“I have never seen the Barbican so packed, buzzy and full of buggies and babies, as well as those of us able to stagger round by ourselves. Quite apart from the music-making, the centre’s Beethoven Weekender must be deemed a triumphant social event.” Richard Morrison for The Times
Featuring each of the composer’s nine symphonies performed by five regional UK orchestras, plus quartets with the Carducci Quartet and Simon Callow, Beethoven’s violin music performed on his very own instrument, and a panel event on music & deafness, the Barbican Centre’s Beethoven Weekender was a 360 degree event that excelled both musically and socially.
On Saturday, Ukrainian conductor Kirill Karabits led his Bournemouth Symphony Orchestra in Symphonies Nos. 1 and 3, while German conductor and pianist Lars Vogt took to the stage on Sunday, conducting Nos. 7 and 8 with his Royal Northern Sinfonia. Symphonies 2 and 4 were performed by Mirga Gražinytė-Tyla and the City of Birmingham Symphony Orchestra, the Ninth by Sir Mark Elder and the Hallé, and the Fifth and Sixth by Vasily Petrenko and the Royal Liverpool Philharmonic.
Praising both conductors and their respective orchestras, Mark Pullinger of bachtrack “adored” Kirill and the BSO’s performance of Symphony No. 1: “The Allegro con brio of the opening movement had real zing – clean, lean and urgent – and the Haydnesque wit of the finale was a joy, Karabits, conducting without a baton but with a huge smile.” Pullinger went on to say Lars and the RNS “bristled [with] infectious energy”, with “spiky accenting and boisterous spirits prevailing in both the Eight and the Seventh”.

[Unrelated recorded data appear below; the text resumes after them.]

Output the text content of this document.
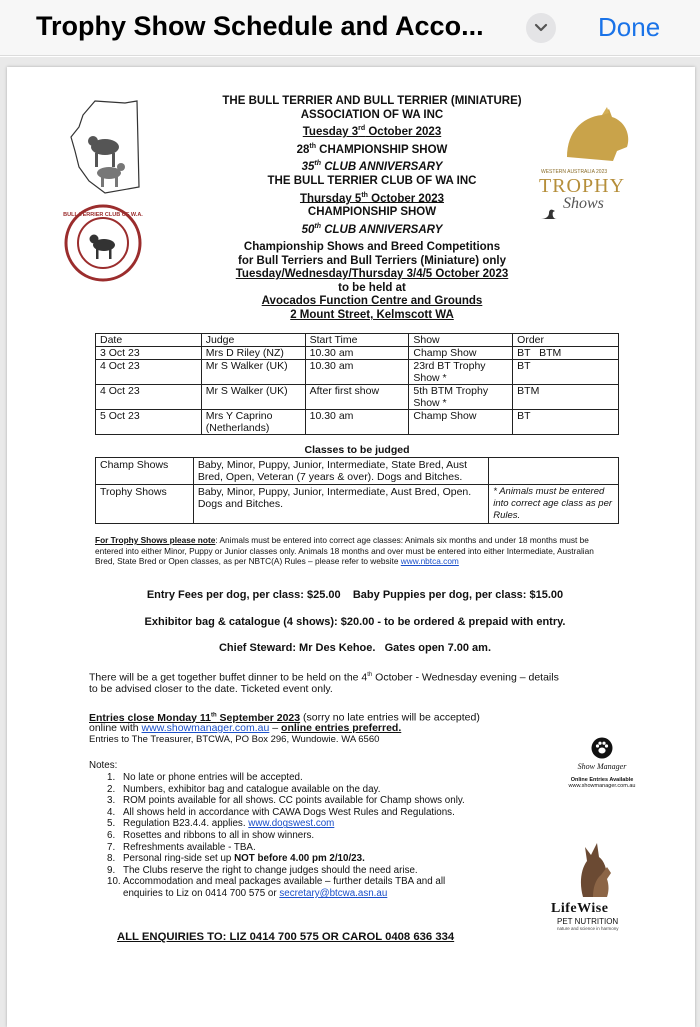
Trophy Show Schedule and Acco...	Done
BULL TERRIER CLUB OF W.A.
WESTERN AUSTRALIA 2023
TROPHY
Shows
THE BULL TERRIER AND BULL TERRIER (MINIATURE)
ASSOCIATION OF WA INC
Tuesday 3rd October 2023
28th CHAMPIONSHIP SHOW
35th CLUB ANNIVERSARY
THE BULL TERRIER CLUB OF WA INC
Thursday 5th October 2023
CHAMPIONSHIP SHOW
50th CLUB ANNIVERSARY
Championship Shows and Breed Competitions
for Bull Terriers and Bull Terriers (Miniature) only
Tuesday/Wednesday/Thursday 3/4/5 October 2023
to be held at
Avocados Function Centre and Grounds
2 Mount Street, Kelmscott WA
Date	Judge	Start Time	Show	Order
3 Oct 23	Mrs D Riley (NZ)	10.30 am	Champ Show	BT   BTM
4 Oct 23	Mr S Walker (UK)	10.30 am	23rd BT Trophy Show *	BT
4 Oct 23	Mr S Walker (UK)	After first show	5th BTM Trophy Show *	BTM
5 Oct 23	Mrs Y Caprino (Netherlands)	10.30 am	Champ Show	BT
Classes to be judged
Champ Shows	Baby, Minor, Puppy, Junior, Intermediate, State Bred, Aust Bred, Open, Veteran (7 years & over). Dogs and Bitches.	
Trophy Shows	Baby, Minor, Puppy, Junior, Intermediate, Aust Bred, Open. Dogs and Bitches.	* Animals must be entered into correct age class as per Rules.
For Trophy Shows please note: Animals must be entered into correct age classes: Animals six months and under 18 months must be entered into either Minor, Puppy or Junior classes only. Animals 18 months and over must be entered into either Intermediate, Australian Bred, State Bred or Open classes, as per NBTC(A) Rules – please refer to website www.nbtca.com
Entry Fees per dog, per class: $25.00 Baby Puppies per dog, per class: $15.00
Exhibitor bag & catalogue (4 shows): $20.00 - to be ordered & prepaid with entry.
Chief Steward: Mr Des Kehoe. Gates open 7.00 am.
There will be a get together buffet dinner to be held on the 4th October - Wednesday evening – details
to be advised closer to the date. Ticketed event only.
Entries close Monday 11th September 2023 (sorry no late entries will be accepted)
online with www.showmanager.com.au – online entries preferred.
Entries to The Treasurer, BTCWA, PO Box 296, Wundowie. WA 6560
Notes:
1. No late or phone entries will be accepted.
2. Numbers, exhibitor bag and catalogue available on the day.
3. ROM points available for all shows. CC points available for Champ shows only.
4. All shows held in accordance with CAWA Dogs West Rules and Regulations.
5. Regulation B23.4.4. applies. www.dogswest.com
6. Rosettes and ribbons to all in show winners.
7. Refreshments available - TBA.
8. Personal ring-side set up NOT before 4.00 pm 2/10/23.
9. The Clubs reserve the right to change judges should the need arise.
10. Accommodation and meal packages available – further details TBA and all
enquiries to Liz on 0414 700 575 or secretary@btcwa.asn.au
Show Manager
Online Entries Available
www.showmanager.com.au
LifeWise
PET NUTRITION
nature and science in harmony
ALL ENQUIRIES TO: LIZ 0414 700 575 OR CAROL 0408 636 334
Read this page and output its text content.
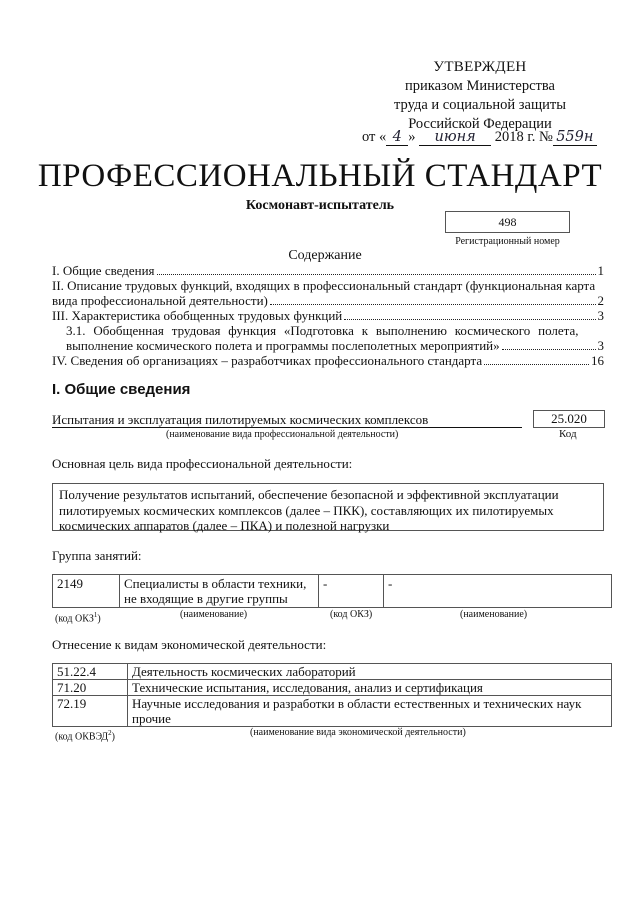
УТВЕРЖДЕН
приказом Министерства
труда и социальной защиты
Российской Федерации
от « 4 » июня 2018 г. № 559н
ПРОФЕССИОНАЛЬНЫЙ СТАНДАРТ
Космонавт-испытатель
498
Регистрационный номер
Содержание
I. Общие сведения	1
II. Описание трудовых функций, входящих в профессиональный стандарт (функциональная карта
вида профессиональной деятельности)	2
III. Характеристика обобщенных трудовых функций	3
3.1. Обобщенная трудовая функция «Подготовка к выполнению космического полета,
выполнение космического полета и программы послеполетных мероприятий»	3
IV. Сведения об организациях – разработчиках профессионального стандарта	16
I. Общие сведения
Испытания и эксплуатация пилотируемых космических комплексов
(наименование вида профессиональной деятельности)
25.020
Код
Основная цель вида профессиональной деятельности:
Получение результатов испытаний, обеспечение безопасной и эффективной эксплуатации пилотируемых космических комплексов (далее – ПКК), составляющих их пилотируемых космических аппаратов (далее – ПКА) и полезной нагрузки
Группа занятий:
2149	Специалисты в области техники, не входящие в другие группы	-	-
(код ОКЗ$^1$)	(наименование)	(код ОКЗ)	(наименование)
Отнесение к видам экономической деятельности:
51.22.4	Деятельность космических лабораторий
71.20	Технические испытания, исследования, анализ и сертификация
72.19	Научные исследования и разработки в области естественных и технических наук прочие
(код ОКВЭД$^2$)	(наименование вида экономической деятельности)
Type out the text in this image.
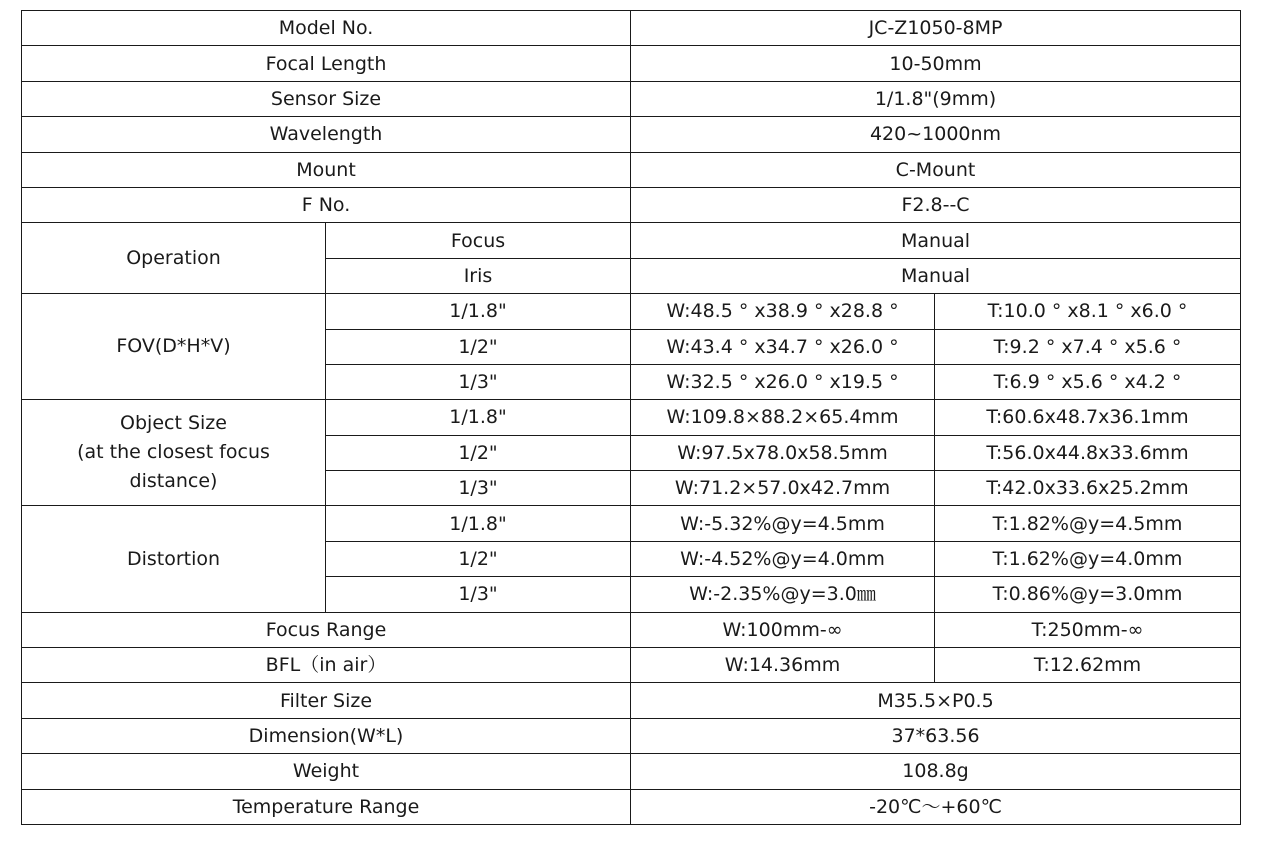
Model No.		JC-Z1050-8MP	
Focal Length		10-50mm	
Sensor Size		1/1.8"(9mm)	
Wavelength		420~1000nm	
Mount		C-Mount	
F No.		F2.8--C	
Operation	Focus	Manual	
	Iris	Manual	
FOV(D*H*V)	1/1.8"	W:48.5 ° x38.9 ° x28.8 °	T:10.0 ° x8.1 ° x6.0 °
	1/2"	W:43.4 ° x34.7 ° x26.0 °	T:9.2 ° x7.4 ° x5.6 °
	1/3"	W:32.5 ° x26.0 ° x19.5 °	T:6.9 ° x5.6 ° x4.2 °

Object Size
(at the closest focus
distance)	1/1.8"	W:109.8×88.2×65.4mm	T:60.6x48.7x36.1mm
	1/2"	W:97.5x78.0x58.5mm	T:56.0x44.8x33.6mm
	1/3"	W:71.2×57.0x42.7mm	T:42.0x33.6x25.2mm
Distortion	1/1.8"	W:-5.32%@y=4.5mm	T:1.82%@y=4.5mm
	1/2"	W:-4.52%@y=4.0mm	T:1.62%@y=4.0mm
	1/3"	W:-2.35%@y=3.0㎜	T:0.86%@y=3.0mm
Focus Range		W:100mm-∞	T:250mm-∞
BFL（in air）		W:14.36mm	T:12.62mm
Filter Size		M35.5×P0.5	
Dimension(W*L)		37*63.56	
Weight		108.8g	
Temperature Range		-20℃～+60℃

Writing for the arts desk, Peter Quantrill singled the two conductors out: “In fact throughout the weekend, the best of the music-making resisted, with Beethovenian truculence, any narrative attempts to romanticize and update him. The Seventh and Eighth with Vogt, and the First and Third with Kirill Karabits and the Bournemouth SO, always kept Haydn and Mozart in the rear-view mirror.” He closed his review musing on the impact of hearing all nine symphonies in close succession, “thanks at least to Karabits’ attentive but incandescent account: the “Eroica” really did sound like the symphony that changed music for ever.”
Both Lars and the RNS, and Kirill and the BSO have enduring connections with Beethoven. Between 2017 and 2018, the former released a series of fresh interpretations of Beethoven concertos on Ondine Records; all of which have been widely applauded. The latter, who has been Music Director of the Bournemouth Symphony since 2009, recently told the Bournemouth Echo that a Beethoven symphony cycle was the first project he suggested to the orchestra: “It was a bit banal I suppose because everyone does Beethoven,” Kirill said. “But I felt if we could convince each other in that music, then it would be a great start to our relationship and put a huge piece of my future in place. And that is exactly what happened.”